Setting the right criteria to make hiring easy

Rumen Manev
Melewi — Product, Business + Design
3 min readSep 20, 2018

The best people need to be won over.

Too many of today’s job postings sound like they’re doing candidates a favor by making a position available.

This method doesn’t attract the best job candidates because the best people will always have options. You need to be compelling — you should make your team stand out as the best potential option for that role.

Your job postings are an opportunity to show that you’ve built something other people want to be a part of.

Create the job listing that you’d love to come across yourself — what you believe in, what your values are, and what exactly you’re looking for. Go beyond what the role itself has to offer and instead show what you as a company can offer to someone that joins your team.

Determining if someone is the right fit

A good team culture is all about making sure your team is aligned. If you want to work efficiently and avoid stepping on each other’s toes, it’s vital to be on the same page.

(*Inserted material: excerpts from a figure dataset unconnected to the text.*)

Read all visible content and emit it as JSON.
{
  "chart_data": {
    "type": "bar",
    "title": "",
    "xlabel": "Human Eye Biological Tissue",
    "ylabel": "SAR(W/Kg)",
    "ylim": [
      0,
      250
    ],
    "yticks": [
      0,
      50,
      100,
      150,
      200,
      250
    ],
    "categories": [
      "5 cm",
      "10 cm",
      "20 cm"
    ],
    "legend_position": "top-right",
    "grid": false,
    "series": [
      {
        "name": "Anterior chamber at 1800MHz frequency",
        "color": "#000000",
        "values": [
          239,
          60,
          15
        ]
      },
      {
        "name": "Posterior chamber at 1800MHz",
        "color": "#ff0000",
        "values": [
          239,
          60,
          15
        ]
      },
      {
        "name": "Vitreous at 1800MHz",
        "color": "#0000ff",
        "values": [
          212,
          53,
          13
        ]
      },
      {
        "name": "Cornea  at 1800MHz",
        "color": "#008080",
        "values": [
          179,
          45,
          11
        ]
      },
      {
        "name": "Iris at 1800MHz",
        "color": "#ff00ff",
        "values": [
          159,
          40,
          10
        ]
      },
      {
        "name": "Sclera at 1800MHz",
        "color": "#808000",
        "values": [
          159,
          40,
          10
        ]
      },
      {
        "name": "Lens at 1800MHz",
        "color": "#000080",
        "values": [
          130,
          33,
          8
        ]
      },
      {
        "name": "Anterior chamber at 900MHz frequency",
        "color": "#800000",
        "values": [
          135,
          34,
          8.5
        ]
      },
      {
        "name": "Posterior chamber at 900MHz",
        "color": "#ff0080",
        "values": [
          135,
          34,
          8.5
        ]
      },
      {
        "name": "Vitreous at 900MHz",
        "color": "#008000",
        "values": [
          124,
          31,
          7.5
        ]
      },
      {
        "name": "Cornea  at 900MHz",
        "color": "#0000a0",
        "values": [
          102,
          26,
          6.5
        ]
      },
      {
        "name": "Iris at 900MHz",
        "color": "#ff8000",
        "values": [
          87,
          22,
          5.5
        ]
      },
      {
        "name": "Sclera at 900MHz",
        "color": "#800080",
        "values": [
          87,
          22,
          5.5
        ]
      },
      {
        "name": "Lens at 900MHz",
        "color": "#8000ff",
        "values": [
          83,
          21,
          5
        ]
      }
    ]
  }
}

That doesn’t mean you should go and argue about the formatting of a document, but you should all share the same overall mission as a team.

Being on the same page is different than being the same.

The first is crucial and the second is catastrophic.

Making sure your team is full of diversity is extremely important.

The Melewi team spans six countries and seven vastly different lifestyles, but we all share the same desire to create badass designs and collaborate with compelling new businesses.

As cheesy as it sounds, it doesn’t matter what you look like on the outside as long as your team is happy on the inside.

When you’re interviewing, ask questions like…

“ What do you look for in a team you would enjoy working with?”

“Describe the most ideal way to collaborate with you”

“What do you need to create an effective work environment?”

How do you know if this person is “the one?”

It doesn’t matter how talented someone is if they don’t fit your team’s culture.

You might get tempted to hire them anyway, but if they’re not compatible, your team’s culture is only going to get dragged down.

Never sacrifice your team’s culture to scale.

Protecting your culture is far more valuable than taking on more work. Try to utilize trial products to vet how potential hires fit into your team before you sign a long-term contract.

Finding people with the right experience that perfectly fit your team’s culture is a lot easier when you set the right criteria during the hiring process.